You may be considered "RATCHET" if
(written by Benita Blocker)
- You creep into the guestroom in the middle of the night where your wife's best friend is visiting and sleeping.
- You ask your mother not to mention to your new spouse that you have children in the plural tense plus you owe back child support.
- You pick up another woman for a date in your girlfriend's new BMW that she bought for herself.
- You pick up another man for a date in your boyfriend's new Jaguar that he just bought for you.
- You tell a date that you burnt your lip drinking coffee when you know it is a cold sore/fever blister, and you still want a kiss on the lips.
- You take a soiled condom out of the trash to impregnate yourself.
- You email another woman's boss in an attempt to get her fired because you want her husband.
- You write a nasty letter to a different Greek organization urging them to drop one of their pledgees.
- You are dating two different women that live in the same college dormitory, and you pick up one from the front entrance and pick the other one up from the back entrance.
- You call a man's wife to let her know that you are the new fiancee before the divorce is final.
- You wearing a speedo, and you can not even see your feet.
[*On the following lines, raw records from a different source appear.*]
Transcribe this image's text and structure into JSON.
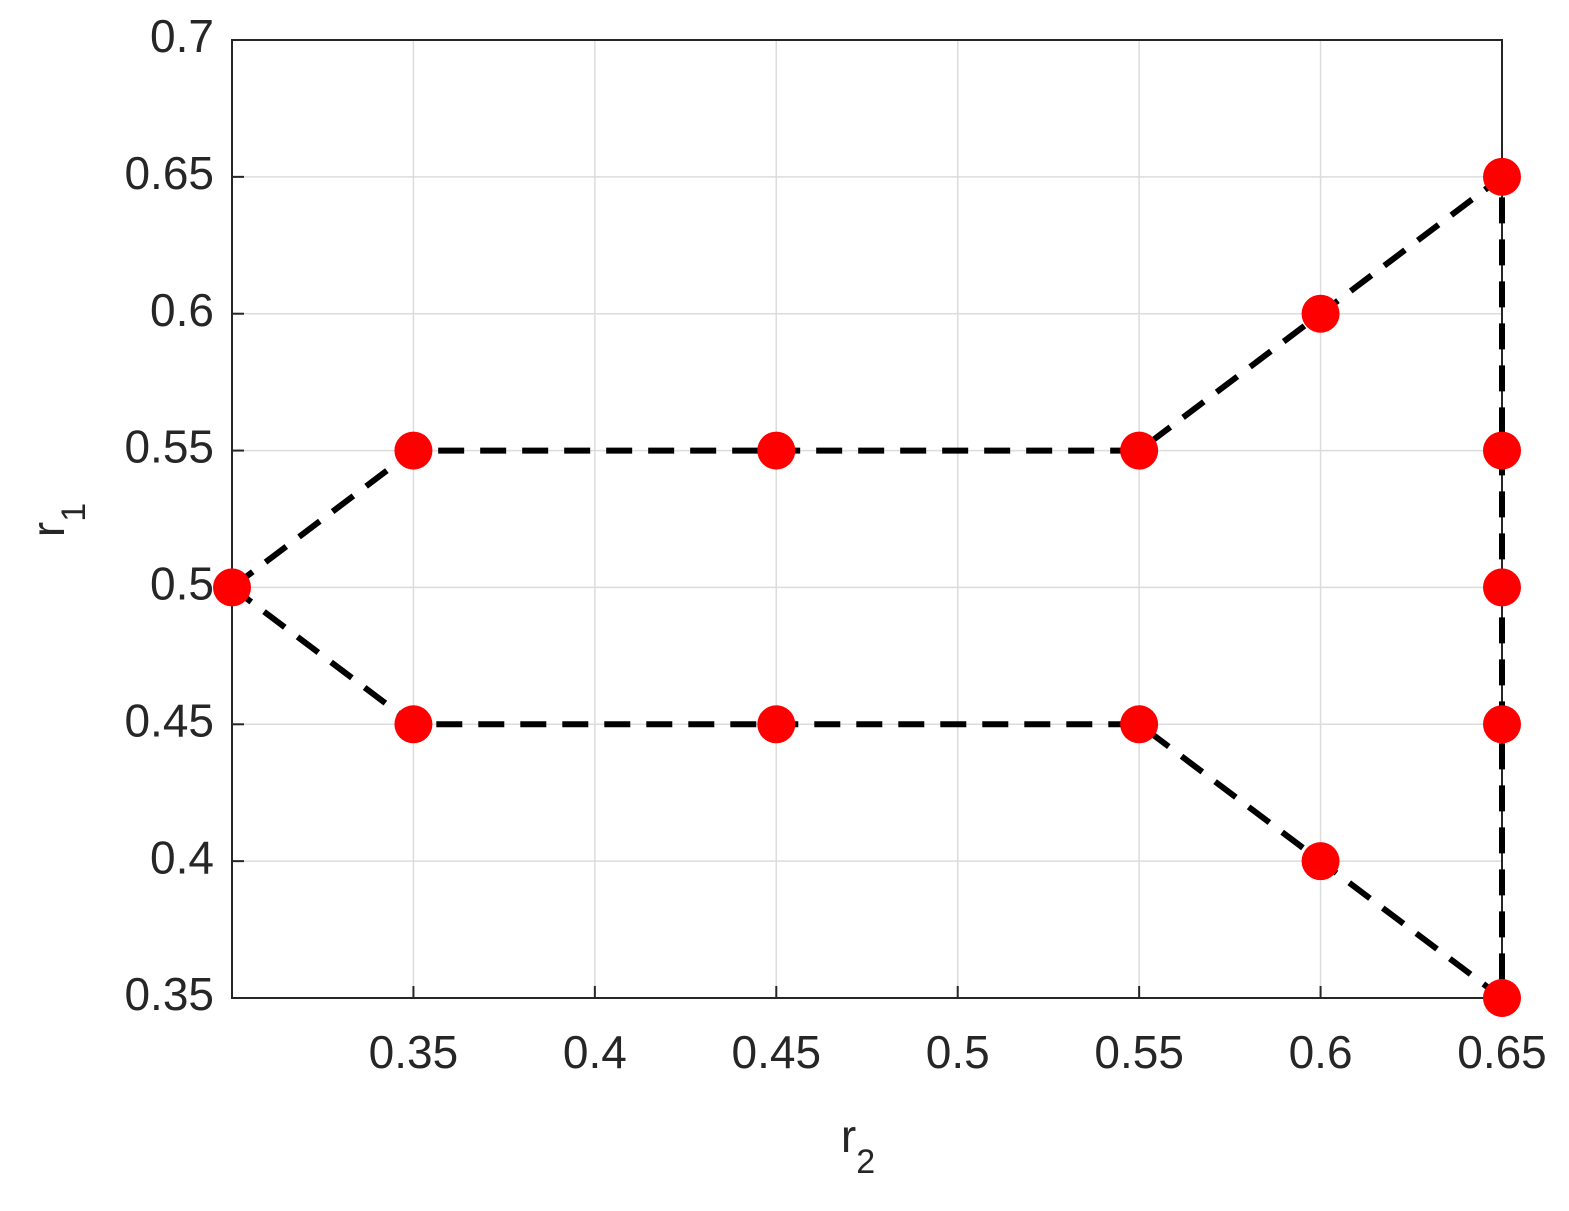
{
  "chart_data": {
    "type": "scatter",
    "xlabel": "r",
    "xlabel_sub": "2",
    "ylabel": "r",
    "ylabel_sub": "1",
    "xlim": [
      0.3,
      0.65
    ],
    "xticks": [
      0.35,
      0.4,
      0.45,
      0.5,
      0.55,
      0.6,
      0.65
    ],
    "ylim": [
      0.35,
      0.7
    ],
    "yticks": [
      0.35,
      0.4,
      0.45,
      0.5,
      0.55,
      0.6,
      0.65,
      0.7
    ],
    "grid": true,
    "series": [
      {
        "kind": "line",
        "dash": true,
        "color": "#000000",
        "x": [
          0.3,
          0.35,
          0.45,
          0.55,
          0.6,
          0.65,
          0.65,
          0.65,
          0.65,
          0.65,
          0.6,
          0.55,
          0.45,
          0.35,
          0.3
        ],
        "y": [
          0.5,
          0.55,
          0.55,
          0.55,
          0.6,
          0.65,
          0.55,
          0.5,
          0.45,
          0.35,
          0.4,
          0.45,
          0.45,
          0.45,
          0.5
        ]
      },
      {
        "kind": "markers",
        "color": "#ff0000",
        "x": [
          0.3,
          0.35,
          0.45,
          0.55,
          0.6,
          0.65,
          0.65,
          0.65,
          0.65,
          0.65,
          0.6,
          0.55,
          0.45,
          0.35
        ],
        "y": [
          0.5,
          0.55,
          0.55,
          0.55,
          0.6,
          0.65,
          0.55,
          0.5,
          0.45,
          0.35,
          0.4,
          0.45,
          0.45,
          0.45
        ]
      }
    ]
  }
}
- You have your fellow HOA Board member arrested for aggravated assault and battery when you have NO visible signs of physical bodily injury. You also convince another member to bear false witness of the account.
- You lost count of how many of the children that you fathered that are in foster care.
In addition, you are ratchet if you are guilty of
rape,
molestation,
domestic violence,
or incest.
Any questions about whether or not any of these circumstances are ratchet,
then you may be ratchet.
The cat fights on the VH1 Sorority Sisters TV show does not qualify as ratchet. No Greek letters are being shown on the show. I think the boycott of the show is ratchet. No one is making anyone watch the show. Some like myself found it entertaining. Keep an open mind; only those already familiar with Greek organizations would even have a clue about the sorority names. Everyone knows reality TV is a train wreck. Let them make their money.